On the Surface Plasmonic Waves Excited by a Dipole Above Anisotropic and Spatially Dispersive Two-Dimensional Surfaces of Infinite Extent in Planarly Layered Media

Abstract

The surface plasmonic waves excited by a vertical or horizontal oriented Hertzian dipole above anisotropic and spatially dispersive two-dimensional surfaces of infinite extent embedded in planarly layered uniaxial media are investigated using the dyadic Green function approach. The spectral-domain transmission line analogy Green function formulation and iso-frequency-contour equations are derived. The methods to accurately and efficiently evaluate the two-dimensional Fourier integral arising from the spatial-domain Green function computation are also developed. To resolve the numerical inefficiency due to the highly oscillatory integrand and singularities of surface plasmonic waves that possess large wavenumber, the methods of extrapolating the real-axis integration combined with singularity subtraction are proposed and found to be applicable to a wide range of observation distances.
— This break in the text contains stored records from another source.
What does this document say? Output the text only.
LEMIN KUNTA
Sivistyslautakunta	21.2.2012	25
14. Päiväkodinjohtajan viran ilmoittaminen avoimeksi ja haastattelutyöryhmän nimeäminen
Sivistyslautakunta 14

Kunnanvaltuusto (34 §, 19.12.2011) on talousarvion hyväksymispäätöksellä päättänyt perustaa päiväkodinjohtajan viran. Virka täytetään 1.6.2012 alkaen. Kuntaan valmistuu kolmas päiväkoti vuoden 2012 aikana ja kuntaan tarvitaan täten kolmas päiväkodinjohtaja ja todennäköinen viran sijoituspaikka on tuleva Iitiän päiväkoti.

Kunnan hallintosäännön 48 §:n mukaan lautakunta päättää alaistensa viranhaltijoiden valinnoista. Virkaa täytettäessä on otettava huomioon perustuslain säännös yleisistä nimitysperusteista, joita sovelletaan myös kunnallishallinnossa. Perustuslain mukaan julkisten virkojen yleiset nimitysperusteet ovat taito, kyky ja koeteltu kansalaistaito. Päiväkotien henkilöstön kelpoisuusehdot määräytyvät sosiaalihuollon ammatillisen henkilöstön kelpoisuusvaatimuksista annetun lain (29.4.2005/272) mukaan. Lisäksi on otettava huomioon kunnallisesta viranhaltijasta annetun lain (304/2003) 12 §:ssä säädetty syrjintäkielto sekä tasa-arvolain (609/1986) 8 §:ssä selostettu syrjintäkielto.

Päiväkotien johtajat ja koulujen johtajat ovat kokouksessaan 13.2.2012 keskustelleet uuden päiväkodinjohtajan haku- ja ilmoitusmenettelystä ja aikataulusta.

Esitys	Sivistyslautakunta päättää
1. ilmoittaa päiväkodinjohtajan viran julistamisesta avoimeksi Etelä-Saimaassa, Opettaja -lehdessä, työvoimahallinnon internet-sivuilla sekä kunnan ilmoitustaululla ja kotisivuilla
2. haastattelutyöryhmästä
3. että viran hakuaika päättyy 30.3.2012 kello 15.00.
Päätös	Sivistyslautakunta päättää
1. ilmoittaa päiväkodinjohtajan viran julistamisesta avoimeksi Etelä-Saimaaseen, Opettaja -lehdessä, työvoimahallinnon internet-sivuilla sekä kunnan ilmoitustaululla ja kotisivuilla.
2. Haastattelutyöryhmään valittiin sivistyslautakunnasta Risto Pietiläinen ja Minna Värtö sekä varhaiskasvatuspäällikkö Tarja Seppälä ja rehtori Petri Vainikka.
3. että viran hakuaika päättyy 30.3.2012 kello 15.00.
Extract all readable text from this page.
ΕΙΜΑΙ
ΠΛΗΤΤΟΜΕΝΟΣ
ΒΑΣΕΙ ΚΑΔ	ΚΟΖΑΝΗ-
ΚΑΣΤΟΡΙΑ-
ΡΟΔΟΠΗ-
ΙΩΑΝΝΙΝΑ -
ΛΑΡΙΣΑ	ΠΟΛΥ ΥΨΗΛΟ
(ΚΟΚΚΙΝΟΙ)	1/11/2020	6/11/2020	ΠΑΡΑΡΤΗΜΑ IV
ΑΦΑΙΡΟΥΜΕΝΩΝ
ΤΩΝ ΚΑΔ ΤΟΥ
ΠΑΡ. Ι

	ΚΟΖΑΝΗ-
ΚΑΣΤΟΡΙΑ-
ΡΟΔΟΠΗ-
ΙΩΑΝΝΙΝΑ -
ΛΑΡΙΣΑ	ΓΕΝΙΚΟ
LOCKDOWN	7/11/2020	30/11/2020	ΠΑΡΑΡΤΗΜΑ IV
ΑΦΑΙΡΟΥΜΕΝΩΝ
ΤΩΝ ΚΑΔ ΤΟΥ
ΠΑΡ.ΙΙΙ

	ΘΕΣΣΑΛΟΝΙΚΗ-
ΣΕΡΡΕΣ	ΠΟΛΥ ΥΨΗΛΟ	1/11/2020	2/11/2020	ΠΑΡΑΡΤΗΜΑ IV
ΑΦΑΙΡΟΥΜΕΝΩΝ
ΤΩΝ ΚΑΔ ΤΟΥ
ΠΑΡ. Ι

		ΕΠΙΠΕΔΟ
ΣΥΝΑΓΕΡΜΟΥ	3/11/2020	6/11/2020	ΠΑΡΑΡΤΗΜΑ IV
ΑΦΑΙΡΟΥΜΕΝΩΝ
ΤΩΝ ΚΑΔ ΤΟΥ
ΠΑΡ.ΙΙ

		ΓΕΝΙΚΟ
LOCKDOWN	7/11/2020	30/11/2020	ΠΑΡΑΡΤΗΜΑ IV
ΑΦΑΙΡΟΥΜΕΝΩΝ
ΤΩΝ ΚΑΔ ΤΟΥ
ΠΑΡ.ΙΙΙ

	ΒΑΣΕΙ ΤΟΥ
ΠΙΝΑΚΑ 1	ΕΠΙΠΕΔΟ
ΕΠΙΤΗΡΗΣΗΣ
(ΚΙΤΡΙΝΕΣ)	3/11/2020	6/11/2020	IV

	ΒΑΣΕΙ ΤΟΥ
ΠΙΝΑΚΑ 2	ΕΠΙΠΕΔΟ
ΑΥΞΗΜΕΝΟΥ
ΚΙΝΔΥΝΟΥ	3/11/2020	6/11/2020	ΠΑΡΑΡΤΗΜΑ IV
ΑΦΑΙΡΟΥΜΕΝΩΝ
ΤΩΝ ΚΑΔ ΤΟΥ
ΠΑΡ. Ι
As an application example of the proposed formulation, we compute the scattered fields of a vertical dipole above the graphene biased by drift current which exhibits significant spatial dispersion. It is shown that the light-matter interaction of graphene plasmons can be significantly reinforced when placed above uniaxially anisotropic epsilon-near-zero substrates. The proposed formulation may provide the methodology for the computational analysis of two-dimensional materials and surface plasmonic waves.